Methodology

How our reports work: what we check, how scores are computed and why you can trust them.

The 9-channel audit

An AI analyst walks through public sources the way a meticulous customer or a hired consultant would: searches for the company, opens its profiles, reads the reviews. Then it scores each of the 9 channels and builds a 90-day action plan.

What exactly gets checked

  • Search results for the company name and branded queries
  • Social profiles: activity, presentation, posting cadence
  • Messengers and contact channels: Telegram, WhatsApp Business
  • Maps and directories: Google Business Profile, industry listings
  • Review platforms: Google Reviews, Trustpilot, G2, Yelp
  • Mentions in the press, blogs, forums and by influencers

For every channel we save 1–3 working proof links.

The 0 to 10 scale

  • 0: No trace of the channel found at all
  • 1–2: Minimal: a profile exists but is empty or abandoned
  • 3–4: Low and fragmented: something exists but isn't maintained
  • 5–6: Average: alive and acceptable, with room to improve
  • 7–8: Strong: active, well-kept, delivering results
  • 9–10: Industry-leading

The score combines presence and completeness, cadence, execution quality, officialness, discoverability and how feedback is handled.

Overall rating

The average of 9 channel scores, times 10: an average of 4.3 gives a 43% rating. No hidden weights.

Honesty rules

  • No invented facts: when nothing is found, the report says "not found" instead of making something up.
  • Every finding is grounded in public sources; the important ones come with proof links.
  • An empty profile doesn't count as presence: it scores 1–2 and lands in the risks.
  • Small businesses typically score 3–6 per channel. That's normal: the report exists to help you grow, not to flatter you.

AI Visibility: how we probe the models

We ask each of the 8 models three questions, phrased the way real users phrase them. The answers are parsed into a structured scorecard: what the model knows, who it recommends and who it confuses you with.

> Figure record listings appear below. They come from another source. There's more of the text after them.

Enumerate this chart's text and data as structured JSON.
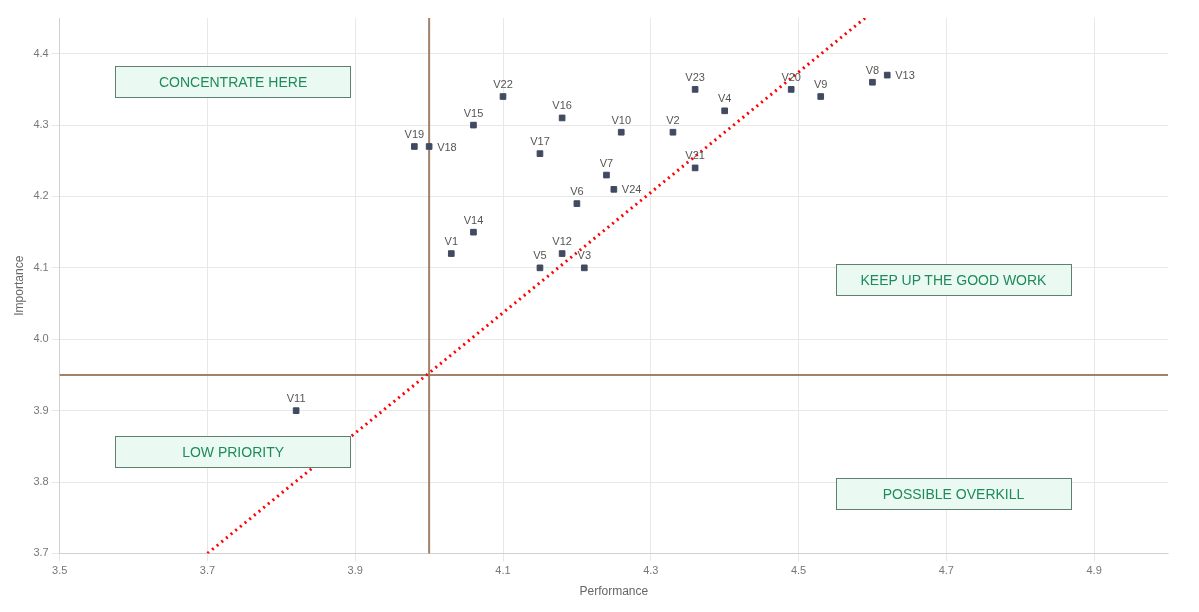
{
  "chart_data": {
    "type": "scatter",
    "xlabel": "Performance",
    "ylabel": "Importance",
    "xlim": [
      3.5,
      5.0
    ],
    "xticks": [
      3.5,
      3.7,
      3.9,
      4.1,
      4.3,
      4.5,
      4.7,
      4.9
    ],
    "ylim": [
      3.7,
      4.45
    ],
    "yticks": [
      3.7,
      3.8,
      3.9,
      {
        "value": 4.0,
        "label": "4.0"
      },
      4.1,
      4.2,
      4.3,
      4.4
    ],
    "grid": true,
    "marker": "square",
    "legend": false,
    "series": [
      {
        "color": "#404a60",
        "x": [
          3.82,
          3.98,
          4.0,
          4.06,
          4.1,
          4.18,
          4.15,
          4.26,
          4.33,
          4.36,
          4.4,
          4.49,
          4.53,
          4.6,
          4.62,
          4.36,
          4.2,
          4.24,
          4.25,
          4.06,
          4.03,
          4.18,
          4.15,
          4.21
        ],
        "values": [
          3.9,
          4.27,
          4.27,
          4.3,
          4.34,
          4.31,
          4.26,
          4.29,
          4.29,
          4.35,
          4.32,
          4.35,
          4.34,
          4.36,
          4.37,
          4.24,
          4.19,
          4.23,
          4.21,
          4.15,
          4.12,
          4.12,
          4.1,
          4.1
        ]
      },
      {
        "type": "line",
        "color": "#ff0000",
        "line_style": "dotted",
        "marker": "none",
        "x": [
          3.7,
          4.59
        ],
        "values": [
          3.7,
          4.45
        ]
      }
    ],
    "ref_lines": [
      {
        "axis": "x",
        "value": 4.0,
        "color": "#a0826a"
      },
      {
        "axis": "y",
        "value": 3.95,
        "color": "#a0826a"
      }
    ],
    "annotations": [
      "CONCENTRATE HERE",
      "KEEP UP THE GOOD WORK",
      "LOW PRIORITY",
      "POSSIBLE OVERKILL",
      {
        "text": "V11",
        "x": 3.82,
        "y": 3.9
      },
      {
        "text": "V19",
        "x": 3.98,
        "y": 4.27
      },
      {
        "text": "V18",
        "x": 4.0,
        "y": 4.27
      },
      {
        "text": "V15",
        "x": 4.06,
        "y": 4.3
      },
      {
        "text": "V22",
        "x": 4.1,
        "y": 4.34
      },
      {
        "text": "V16",
        "x": 4.18,
        "y": 4.31
      },
      {
        "text": "V17",
        "x": 4.15,
        "y": 4.26
      },
      {
        "text": "V10",
        "x": 4.26,
        "y": 4.29
      },
      {
        "text": "V2",
        "x": 4.33,
        "y": 4.29
      },
      {
        "text": "V23",
        "x": 4.36,
        "y": 4.35
      },
      {
        "text": "V4",
        "x": 4.4,
        "y": 4.32
      },
      {
        "text": "V20",
        "x": 4.49,
        "y": 4.35
      },
      {
        "text": "V9",
        "x": 4.53,
        "y": 4.34
      },
      {
        "text": "V8",
        "x": 4.6,
        "y": 4.36
      },
      {
        "text": "V13",
        "x": 4.62,
        "y": 4.37
      },
      {
        "text": "V21",
        "x": 4.36,
        "y": 4.24
      },
      {
        "text": "V6",
        "x": 4.2,
        "y": 4.19
      },
      {
        "text": "V7",
        "x": 4.24,
        "y": 4.23
      },
      {
        "text": "V24",
        "x": 4.25,
        "y": 4.21
      },
      {
        "text": "V14",
        "x": 4.06,
        "y": 4.15
      },
      {
        "text": "V1",
        "x": 4.03,
        "y": 4.12
      },
      {
        "text": "V12",
        "x": 4.18,
        "y": 4.12
      },
      {
        "text": "V5",
        "x": 4.15,
        "y": 4.1
      },
      {
        "text": "V3",
        "x": 4.21,
        "y": 4.1
      }
    ]
  }
}
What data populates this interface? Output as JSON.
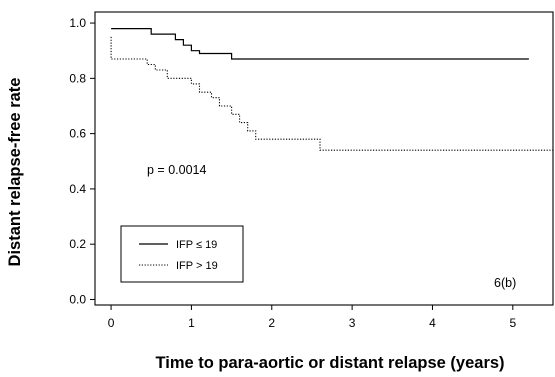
{
  "chart_data": {
    "type": "line",
    "title": "",
    "xlabel": "Time to para-aortic or distant relapse (years)",
    "ylabel": "Distant relapse-free rate",
    "xlim": [
      -0.2,
      5.5
    ],
    "ylim": [
      -0.02,
      1.04
    ],
    "x_ticks": [
      0,
      1,
      2,
      3,
      4,
      5
    ],
    "y_ticks": [
      0.0,
      0.2,
      0.4,
      0.6,
      0.8,
      1.0
    ],
    "x_tick_labels": [
      "0",
      "1",
      "2",
      "3",
      "4",
      "5"
    ],
    "y_tick_labels": [
      "0.0",
      "0.2",
      "0.4",
      "0.6",
      "0.8",
      "1.0"
    ],
    "annotation": "p = 0.0014",
    "panel_label": "6(b)",
    "legend_position": "bottom-left",
    "series": [
      {
        "name": "IFP ≤ 19",
        "style": "solid",
        "color": "#000000",
        "points": [
          [
            0,
            0.98
          ],
          [
            0.5,
            0.98
          ],
          [
            0.5,
            0.96
          ],
          [
            0.8,
            0.96
          ],
          [
            0.8,
            0.94
          ],
          [
            0.9,
            0.94
          ],
          [
            0.9,
            0.92
          ],
          [
            1.0,
            0.92
          ],
          [
            1.0,
            0.9
          ],
          [
            1.1,
            0.9
          ],
          [
            1.1,
            0.89
          ],
          [
            1.5,
            0.89
          ],
          [
            1.5,
            0.87
          ],
          [
            5.2,
            0.87
          ]
        ]
      },
      {
        "name": "IFP > 19",
        "style": "dotted",
        "color": "#000000",
        "points": [
          [
            0,
            0.95
          ],
          [
            0,
            0.87
          ],
          [
            0.45,
            0.87
          ],
          [
            0.45,
            0.85
          ],
          [
            0.55,
            0.85
          ],
          [
            0.55,
            0.83
          ],
          [
            0.7,
            0.83
          ],
          [
            0.7,
            0.8
          ],
          [
            1.0,
            0.8
          ],
          [
            1.0,
            0.78
          ],
          [
            1.1,
            0.78
          ],
          [
            1.1,
            0.75
          ],
          [
            1.25,
            0.75
          ],
          [
            1.25,
            0.73
          ],
          [
            1.35,
            0.73
          ],
          [
            1.35,
            0.7
          ],
          [
            1.5,
            0.7
          ],
          [
            1.5,
            0.67
          ],
          [
            1.6,
            0.67
          ],
          [
            1.6,
            0.64
          ],
          [
            1.7,
            0.64
          ],
          [
            1.7,
            0.61
          ],
          [
            1.8,
            0.61
          ],
          [
            1.8,
            0.58
          ],
          [
            2.6,
            0.58
          ],
          [
            2.6,
            0.54
          ],
          [
            5.5,
            0.54
          ]
        ]
      }
    ]
  }
}
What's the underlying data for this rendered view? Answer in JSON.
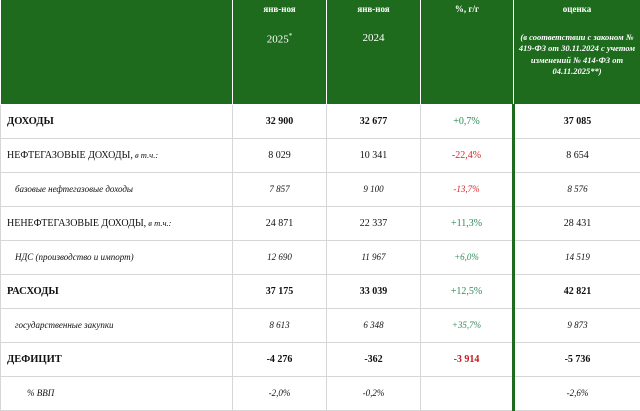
{
  "header": {
    "col1_top": "янв-ноя",
    "col1_year": "2025",
    "col1_mark": "*",
    "col2_top": "янв-ноя",
    "col2_year": "2024",
    "col3_top": "%, г/г",
    "col4_top": "оценка",
    "col4_note": "(в соответствии с законом № 419-ФЗ от 30.11.2024 с учетом изменений № 414-ФЗ от 04.11.2025**)"
  },
  "rows": [
    {
      "label": "ДОХОДЫ",
      "qual": "",
      "v2025": "32 900",
      "v2024": "32 677",
      "pct": "+0,7%",
      "est": "37 085"
    },
    {
      "label": "НЕФТЕГАЗОВЫЕ ДОХОДЫ,",
      "qual": " в т.ч.:",
      "v2025": "8 029",
      "v2024": "10 341",
      "pct": "-22,4%",
      "est": "8 654"
    },
    {
      "label": "базовые нефтегазовые доходы",
      "qual": "",
      "v2025": "7 857",
      "v2024": "9 100",
      "pct": "-13,7%",
      "est": "8 576"
    },
    {
      "label": "НЕНЕФТЕГАЗОВЫЕ ДОХОДЫ,",
      "qual": " в т.ч.:",
      "v2025": "24 871",
      "v2024": "22 337",
      "pct": "+11,3%",
      "est": "28 431"
    },
    {
      "label": "НДС (производство и импорт)",
      "qual": "",
      "v2025": "12 690",
      "v2024": "11 967",
      "pct": "+6,0%",
      "est": "14 519"
    },
    {
      "label": "РАСХОДЫ",
      "qual": "",
      "v2025": "37 175",
      "v2024": "33 039",
      "pct": "+12,5%",
      "est": "42 821"
    },
    {
      "label": "государственные закупки",
      "qual": "",
      "v2025": "8 613",
      "v2024": "6 348",
      "pct": "+35,7%",
      "est": "9 873"
    },
    {
      "label": "ДЕФИЦИТ",
      "qual": "",
      "v2025": "-4 276",
      "v2024": "-362",
      "pct": "-3 914",
      "est": "-5 736"
    },
    {
      "label": "% ВВП",
      "qual": "",
      "v2025": "-2,0%",
      "v2024": "-0,2%",
      "pct": "",
      "est": "-2,6%"
    }
  ]
}
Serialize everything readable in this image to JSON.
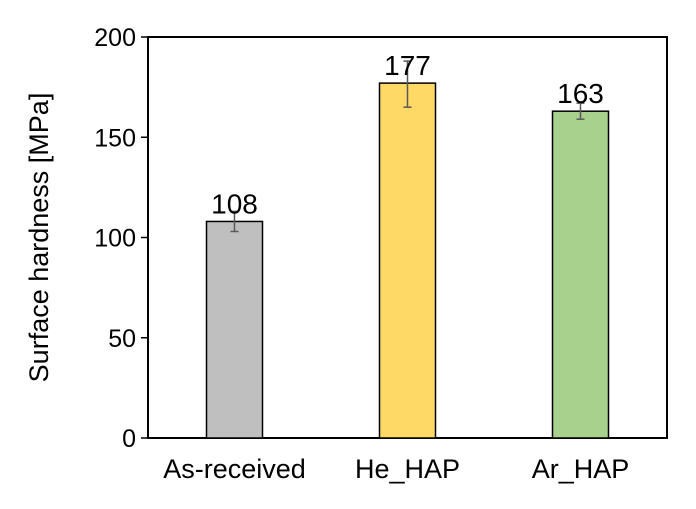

  1. Knowledge probe: "What do you know about company X?" Checks whether the model knows the brand and what exactly it says about it.
  2. Category probe: "Recommend the best companies in category Y." Shows whether you make the list, and at what rank.
  3. Direct probe: "Would you recommend company X?" An honest assessment: strengths, weaknesses and which alternatives the model suggests instead of you.

What we measure

  • Share of voice: The share of category probes where AI mentioned your brand, aggregated across all models.
  • Confusion risk: Low, medium or high: whether a model mixes you up with same-name companies and attributes their facts to you.
  • Visibility score: A combined 0–100% score for brand knowledge and recommendations across all models.

The model roster

  • ChatGPT (OpenAI): internal knowledge
  • Claude (Sonnet 5) (Anthropic): internal knowledge
  • Gemini (3.1 Pro) (Google): internal knowledge
  • Grok (4.3) (xAI): internal knowledge
  • Mistral (Medium 3.5) (Mistral): internal knowledge
  • DeepSeek (V4 Pro) (DeepSeek): internal knowledge
  • Qwen (3.7 Max) (Alibaba): internal knowledge
  • Perplexity (Sonar Pro) (Perplexity): live web search

We run current model versions and refresh the roster as new ones ship. Perplexity answers from a live web search; the rest answer from internal knowledge.